[Note: The following text was taken verbatim from the “M Men-Gleaner Manual, Love, Marriage, and You” used in 1956-1957. Previous entries in this series can be found here.]
Chastity and You
During World War II two soldiers, Tom and Vince, were off duty for six hours in a small French town. Both were in their early twenties and were morally clean. They sauntered about the streets in the dusk of the evening and then stopped for some food in a dimmed-out eating place. Two girls were seated at a table nearby and smiled at them in a friendly way. Before long, the girls came over to their table and started a simple conversation in broken English. Tom and Vince did not give them any encouragement and the girls finally left the eating place. However, as they arose to leave, one of the girls handed Tom a card with an address and telephone number on it.

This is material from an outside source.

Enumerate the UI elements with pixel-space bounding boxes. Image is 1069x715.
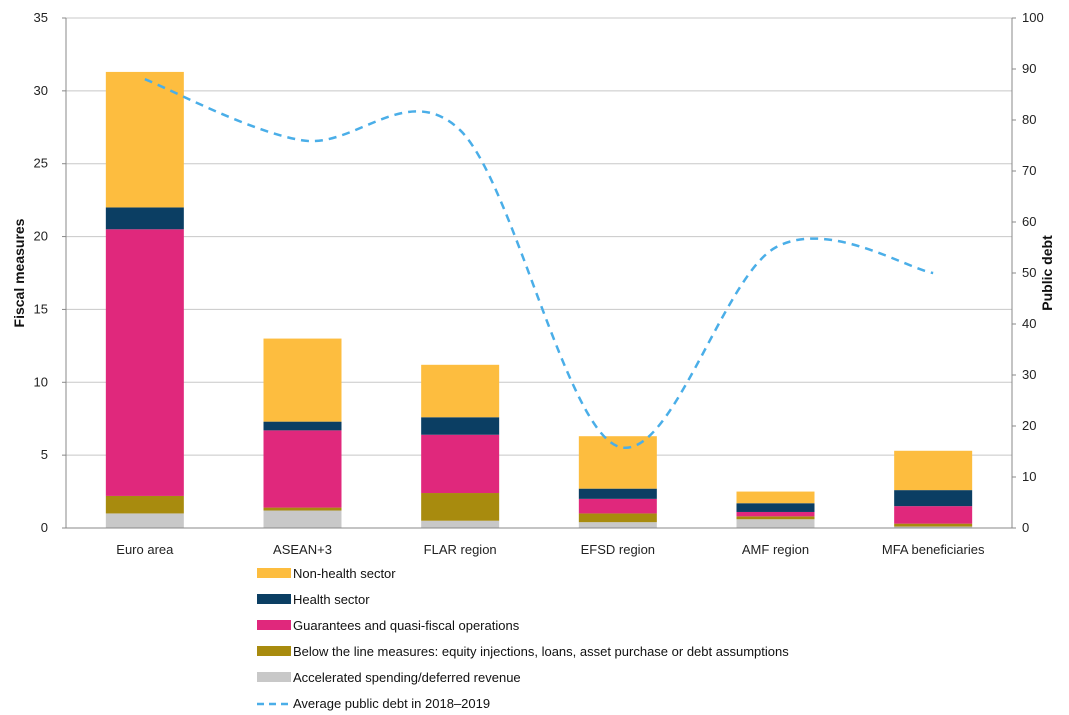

As soon as the girls had gone, Tom suggested that they follow them to their rooms. Vince flatly refused, with the statement, “I’m a Mormon, and God and my Church tell me that’s wrong.”
Tom replied, “Ah, just this once. We’re due to go to the front lines soon, and no one will know anything about it.”
Vince quickly retorted, “God and my conscience always know what I do, and besides I believe that Sally (his fiance at home) and I will be happier in marriage if I don’t.”
Tom was convinced. In fact, an hour or two later he nudged Vince and said, “I’m glad you are with me. You have helped me to do what is right.”
1. What worth-while lessons are illustrated by this incident?
2. Was Vince right in his belief that his own marriage would be happier if he didn’t go to the rooms of these girls?